Da un anno a questa parte, il mercato degli indossabili e soprattutto quello dei wristband ha subito una brusca accelerazione. Accanto ai più noti fitness tracker, come Fitbit e Nike Fuelband, quasi tutte le aziende hanno lanciato le proprie soluzioni dedicate alla sport e alla salute dell'utente, dei dispositivi che si agganciano alla giacca o si mettono al polso, che monitorano la nostra attività fisica (contapassi, frequenza cardiaca, ore e qualità di sonno) e ci aiutano a raggiungere degli obiettivi. Moov vuole fare molto di più, perché fornisce in tempo reale un feedback all'utente sulla propria attività motoria. Non solo ci invita a camminare a piedi, ma controlla la nostra velocità, la postura negli esercizi e le necessarie ore di riposo.

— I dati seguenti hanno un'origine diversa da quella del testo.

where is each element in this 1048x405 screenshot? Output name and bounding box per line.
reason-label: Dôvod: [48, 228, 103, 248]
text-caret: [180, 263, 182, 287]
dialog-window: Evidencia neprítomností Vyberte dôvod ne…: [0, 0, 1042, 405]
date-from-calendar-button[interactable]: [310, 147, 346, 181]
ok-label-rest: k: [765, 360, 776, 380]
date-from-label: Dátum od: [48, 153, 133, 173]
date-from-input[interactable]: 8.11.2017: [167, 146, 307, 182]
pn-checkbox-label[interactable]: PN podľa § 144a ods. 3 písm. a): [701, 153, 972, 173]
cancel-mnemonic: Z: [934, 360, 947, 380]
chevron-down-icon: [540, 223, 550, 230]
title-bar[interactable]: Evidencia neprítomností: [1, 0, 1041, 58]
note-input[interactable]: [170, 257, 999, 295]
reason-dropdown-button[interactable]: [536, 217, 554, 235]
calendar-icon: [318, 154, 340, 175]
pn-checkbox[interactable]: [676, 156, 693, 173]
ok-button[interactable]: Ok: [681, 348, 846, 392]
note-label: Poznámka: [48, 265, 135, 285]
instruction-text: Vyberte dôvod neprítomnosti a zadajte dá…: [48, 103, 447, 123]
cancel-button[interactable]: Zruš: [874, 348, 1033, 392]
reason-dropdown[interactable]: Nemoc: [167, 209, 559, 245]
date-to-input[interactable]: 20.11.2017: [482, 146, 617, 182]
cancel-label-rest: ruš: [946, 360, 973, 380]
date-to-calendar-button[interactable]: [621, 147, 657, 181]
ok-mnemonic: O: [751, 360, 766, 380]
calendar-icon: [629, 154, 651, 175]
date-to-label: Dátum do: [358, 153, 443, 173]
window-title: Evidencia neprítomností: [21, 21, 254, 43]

Moov, più personal trainer che fitness tracker

Moov si abbina allo smartphone, come qualsiasi altro fitness tracker, e sarà lanciato quest'estate a circa 120 dollari ma è già preodinabile a 60 dollari, che diventano 100 dollari se si acquistano due unità. E' dotato di sensori di movimento, come accelerometro, giroscopio e magnetometro. Moov ha promesso un'applicazione per iOS già al lancio, a cui seguiranno in autunno quelle per Android. Le prime apps saranno progettate per la corsa, il ciclismo, il nuoto, il pugilato, cardio fitness e pesi. Moov sostituirà un personal trainer completo.

Stando ai dati del produttore, il wristband Moov dovrebbe funzionare per una settimana e più. Le sue funzionalità in parte giustificano il costo di 120 dollari, forse leggermente più alto rispetto a quello di modelli concorrenti, ma considerando i 50 dollari richiesti per il preordine, Moov è in realtà uno dei più convenienti fitness tracker sul mercato (almeno fin quando non arriverà in commercio quest'estate).